Building a Networked Music Box

I was the sole engineer on FamilySong. Over 3 years, I built every layer of the system — from soldering GPIO pins to managing Docker containers in production — growing it from a single Raspberry Pi playing MP3s into a networked platform serving 6 families across 12 households.

This article covers the system design and the practical engineering decisions behind it. For the design research story, see the main FamilySong case study.

The Problem, Architecturally

FamilySong needed to let family members in different households — sometimes on different continents — share music in near-real-time by tapping physical cards on a box. That means:

Physical devices in each home that are always on, reliable, and usable by anyone from toddlers to grandparents
A server that interprets card taps, manages song queues, and coordinates playback across households
Audio streaming that keeps all boxes in a family roughly in sync
A card creation interface that lets participants assign songs to NFC cards without technical knowledge
Months of unattended operation in homes I couldn’t easily visit

No single off-the-shelf system did this. I had to stitch together hardware, open-source audio tools, a custom server, and a web interface — then keep it all running reliably in the real world.

System Overview

Each family got its own isolated server stack. Each household in that family got a Raspberry Pi box. Here’s how they fit together:

FamilySong system architecture diagram — Architecture of the final FamilySong system. Each family runs an independent containerized stack on the server; each household connects a Raspberry Pi client.

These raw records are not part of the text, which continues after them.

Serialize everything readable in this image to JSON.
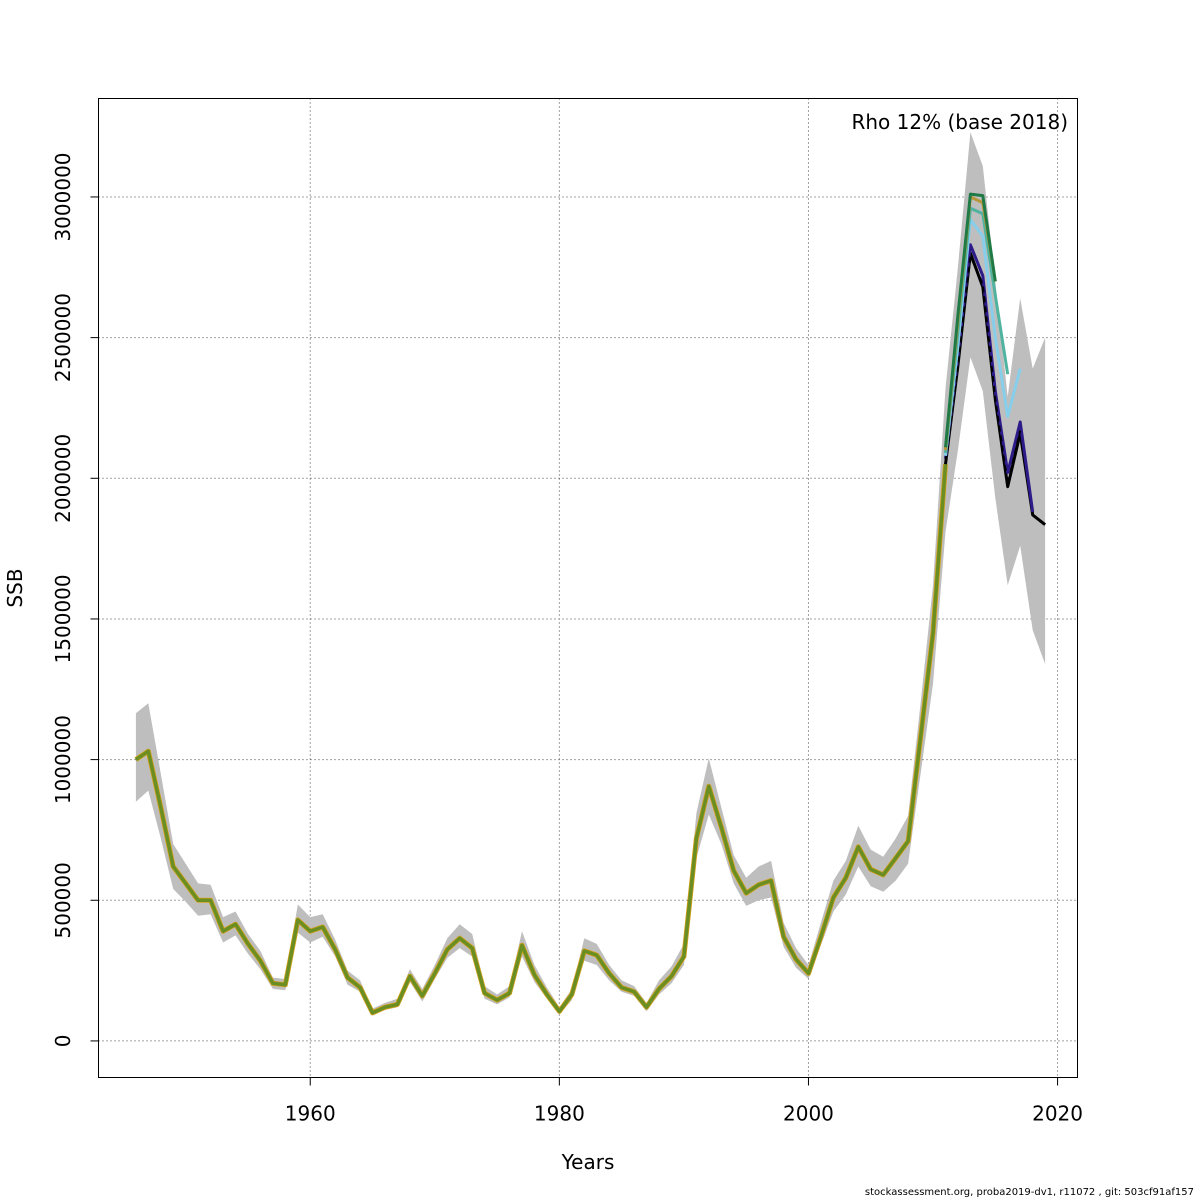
{
  "chart_data": {
    "type": "line",
    "xlabel": "Years",
    "ylabel": "SSB",
    "annotation": "Rho 12% (base 2018)",
    "xlim": [
      1943,
      2021.6
    ],
    "ylim": [
      -130000,
      3350000
    ],
    "xticks": [
      1960,
      1980,
      2000,
      2020
    ],
    "yticks": [
      0,
      500000,
      1000000,
      1500000,
      2000000,
      2500000,
      3000000
    ],
    "ytick_labels": [
      "0",
      "500000",
      "1000000",
      "1500000",
      "2000000",
      "2500000",
      "3000000"
    ],
    "xtick_labels": [
      "1960",
      "1980",
      "2000",
      "2020"
    ],
    "grid": true,
    "colors": {
      "band": "#bebebe",
      "base": "#6b8e23",
      "base_outline": "#d4a017",
      "peel_dark": "#2d1b8a",
      "peel_dashed": "#000000",
      "peel_teal": "#4fb3a0",
      "peel_green": "#1f7a45",
      "peel_gold": "#b8963a",
      "peel_lightblue": "#87ceeb"
    },
    "band": {
      "x": [
        1946,
        1947,
        1948,
        1949,
        1950,
        1951,
        1952,
        1953,
        1954,
        1955,
        1956,
        1957,
        1958,
        1959,
        1960,
        1961,
        1962,
        1963,
        1964,
        1965,
        1966,
        1967,
        1968,
        1969,
        1970,
        1971,
        1972,
        1973,
        1974,
        1975,
        1976,
        1977,
        1978,
        1979,
        1980,
        1981,
        1982,
        1983,
        1984,
        1985,
        1986,
        1987,
        1988,
        1989,
        1990,
        1991,
        1992,
        1993,
        1994,
        1995,
        1996,
        1997,
        1998,
        1999,
        2000,
        2001,
        2002,
        2003,
        2004,
        2005,
        2006,
        2007,
        2008,
        2009,
        2010,
        2011,
        2012,
        2013,
        2014,
        2015,
        2016,
        2017,
        2018,
        2019
      ],
      "upper": [
        1165000,
        1200000,
        950000,
        700000,
        630000,
        560000,
        555000,
        440000,
        460000,
        380000,
        320000,
        225000,
        220000,
        485000,
        440000,
        450000,
        360000,
        250000,
        215000,
        115000,
        135000,
        150000,
        255000,
        185000,
        270000,
        365000,
        415000,
        380000,
        195000,
        165000,
        195000,
        390000,
        270000,
        190000,
        120000,
        185000,
        365000,
        345000,
        270000,
        215000,
        195000,
        135000,
        215000,
        265000,
        345000,
        810000,
        1005000,
        830000,
        660000,
        580000,
        620000,
        640000,
        420000,
        330000,
        270000,
        420000,
        570000,
        640000,
        765000,
        680000,
        655000,
        720000,
        800000,
        1200000,
        1620000,
        2320000,
        2750000,
        3230000,
        3110000,
        2700000,
        2290000,
        2640000,
        2390000,
        2500000
      ],
      "lower": [
        850000,
        890000,
        720000,
        540000,
        495000,
        445000,
        450000,
        350000,
        375000,
        310000,
        255000,
        185000,
        180000,
        385000,
        350000,
        370000,
        300000,
        200000,
        175000,
        90000,
        110000,
        120000,
        210000,
        140000,
        220000,
        295000,
        330000,
        300000,
        150000,
        130000,
        155000,
        300000,
        210000,
        150000,
        95000,
        145000,
        285000,
        270000,
        215000,
        175000,
        160000,
        105000,
        165000,
        205000,
        270000,
        650000,
        805000,
        700000,
        560000,
        480000,
        500000,
        510000,
        335000,
        260000,
        220000,
        340000,
        460000,
        520000,
        620000,
        550000,
        530000,
        570000,
        630000,
        950000,
        1270000,
        1810000,
        2100000,
        2430000,
        2310000,
        1930000,
        1620000,
        1760000,
        1460000,
        1340000
      ]
    },
    "series": [
      {
        "role": "base",
        "x": [
          1946,
          1947,
          1948,
          1949,
          1950,
          1951,
          1952,
          1953,
          1954,
          1955,
          1956,
          1957,
          1958,
          1959,
          1960,
          1961,
          1962,
          1963,
          1964,
          1965,
          1966,
          1967,
          1968,
          1969,
          1970,
          1971,
          1972,
          1973,
          1974,
          1975,
          1976,
          1977,
          1978,
          1979,
          1980,
          1981,
          1982,
          1983,
          1984,
          1985,
          1986,
          1987,
          1988,
          1989,
          1990,
          1991,
          1992,
          1993,
          1994,
          1995,
          1996,
          1997,
          1998,
          1999,
          2000,
          2001,
          2002,
          2003,
          2004,
          2005,
          2006,
          2007,
          2008,
          2009,
          2010,
          2011
        ],
        "values": [
          1000000,
          1030000,
          830000,
          620000,
          560000,
          500000,
          500000,
          390000,
          415000,
          345000,
          285000,
          205000,
          200000,
          430000,
          390000,
          405000,
          325000,
          225000,
          190000,
          100000,
          120000,
          130000,
          230000,
          160000,
          240000,
          325000,
          365000,
          330000,
          170000,
          145000,
          170000,
          340000,
          235000,
          165000,
          105000,
          165000,
          320000,
          305000,
          240000,
          190000,
          175000,
          120000,
          185000,
          230000,
          300000,
          720000,
          905000,
          760000,
          605000,
          525000,
          555000,
          570000,
          370000,
          290000,
          240000,
          370000,
          510000,
          580000,
          690000,
          610000,
          590000,
          650000,
          710000,
          1080000,
          1450000,
          2050000
        ],
        "color": "#6b8e23",
        "width": 3.5,
        "dash": ""
      },
      {
        "role": "base-final",
        "x": [
          2011,
          2012,
          2013,
          2014,
          2015,
          2016,
          2017,
          2018,
          2019
        ],
        "values": [
          2050000,
          2400000,
          2800000,
          2680000,
          2280000,
          1970000,
          2160000,
          1870000,
          1835000
        ],
        "color": "#000000",
        "width": 3,
        "dash": ""
      },
      {
        "role": "peel-1",
        "x": [
          2011,
          2012,
          2013,
          2014,
          2015,
          2016,
          2017,
          2018
        ],
        "values": [
          2070000,
          2430000,
          2830000,
          2720000,
          2310000,
          2020000,
          2200000,
          1880000
        ],
        "color": "#2d1b8a",
        "width": 3,
        "dash": ""
      },
      {
        "role": "peel-1-dashed",
        "x": [
          2011,
          2012,
          2013,
          2014,
          2015,
          2016,
          2017
        ],
        "values": [
          2060000,
          2410000,
          2790000,
          2690000,
          2280000,
          1980000,
          2170000
        ],
        "color": "#000000",
        "width": 2,
        "dash": "6,4"
      },
      {
        "role": "peel-2",
        "x": [
          2011,
          2012,
          2013,
          2014,
          2015,
          2016,
          2017
        ],
        "values": [
          2080000,
          2470000,
          2920000,
          2860000,
          2500000,
          2220000,
          2390000
        ],
        "color": "#87ceeb",
        "width": 3,
        "dash": ""
      },
      {
        "role": "peel-3",
        "x": [
          2011,
          2012,
          2013,
          2014,
          2015,
          2016
        ],
        "values": [
          2090000,
          2520000,
          2960000,
          2940000,
          2650000,
          2370000
        ],
        "color": "#4fb3a0",
        "width": 3,
        "dash": ""
      },
      {
        "role": "peel-4",
        "x": [
          2011,
          2012,
          2013,
          2014,
          2015
        ],
        "values": [
          2100000,
          2560000,
          3000000,
          2980000,
          2700000
        ],
        "color": "#b8963a",
        "width": 3,
        "dash": ""
      },
      {
        "role": "peel-5",
        "x": [
          2011,
          2012,
          2013,
          2014,
          2015
        ],
        "values": [
          2110000,
          2580000,
          3010000,
          3005000,
          2700000
        ],
        "color": "#1f7a45",
        "width": 3,
        "dash": ""
      }
    ]
  },
  "footer": "stockassessment.org, proba2019-dv1, r11072 , git: 503cf91af157"
}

The Server (Per-Family, Dockerized)

Each family’s backend ran as three Docker containers orchestrated with docker-compose, all hosted on a single Ubuntu Server VM in Virginia Tech’s CS department cluster:

Node.js application — the brain of the system. It handled:

WebSocket connections from every Pi in the family
Card tap interpretation: is this a song card, a command card (pause, clear queue), or an unregistered card?
Dispatching playback commands to Mopidy
Serving the card creation web interface
Logging all events (taps, playback state changes, face interactions) to a shared research database

Mopidy + MPD — handled song queuing, Spotify library access, and playback control. The Node.js server sent commands to Mopidy’s API, which managed the playback queue through MPD. This container also included Mopidy’s web interface for debugging and manual control.

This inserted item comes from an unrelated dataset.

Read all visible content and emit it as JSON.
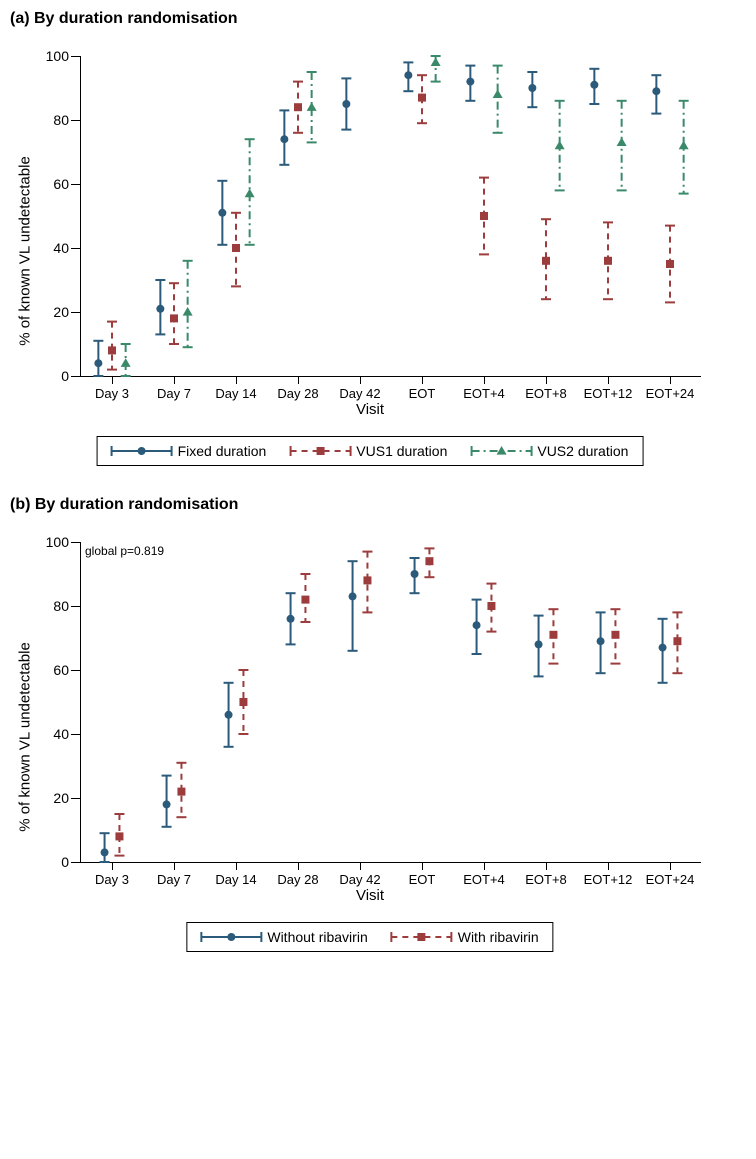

Liquidsoap — consumed MPD’s audio output and encoded it as an HTTP MP3 stream, one per family, accessible to all that family’s Pi clients.

Each family’s stack was fully independent. A problem in one family’s containers never affected another. Docker-compose made spinning up a new family straightforward: configure the environment, bring up the stack, point the household Pis at it.

A single shared MySQL database across all families collected anonymized event data for research analysis. In practice, the most valuable table ended up being a simple event log — each row storing a serialized JSON payload with all relevant IDs and metadata. If I were to do it again, I’d use a document database like MongoDB for event logging, since the schema naturally evolved toward unstructured data.

The Raspberry Pi Client

Two finished FamilySong boxes stacked, showing the wooden enclosure and touchscreen — Two FamilySong boxes ready for deployment.

Each household got a Raspberry Pi running Raspbian, configured to boot automatically on power-up into a working state with no manual intervention. The Pi was intentionally kept simple — a thin client, not a smart one.

Hardware:

Raspberry Pi (headless except for the touchscreen)
Adafruit PiTFT 2.8" capacitive touchscreen HAT
Adafruit PN532 NFC/RFID breakout board (or compatible boards with the same chip), connected via GPIO
DROK PAM8406 5W+5W stereo amplifier board, fed from the Pi’s 3.5mm audio jack and powered by the same 5V USB supply
Pair of stereo speakers

Software:

Faces interface — a Tkinter GUI displaying a 2x3 grid of face buttons, each toggling between colored and grey. Faces were synchronized across all devices in a family, acting as an ambient presence signal.
RFID listener — continuously polled the NFC reader and forwarded card IDs to the server over WebSocket.
(In practice, both ran as a single Python application sharing one WebSocket connection — simpler than managing two daemons with separate connections.)
MPD — connected to the family’s Liquidsoap HTTP stream as input, output routed to the speakers through the amplifier.
PM2 — managed all local processes and ensured they started on boot.
Periodic scripts that resubscribed MPD to the audio stream, clearing buffers to maintain sync (more on this below).

The Card Creation Interface

Card creation web interface — The card creation interface, used by participants to assign songs to NFC cards.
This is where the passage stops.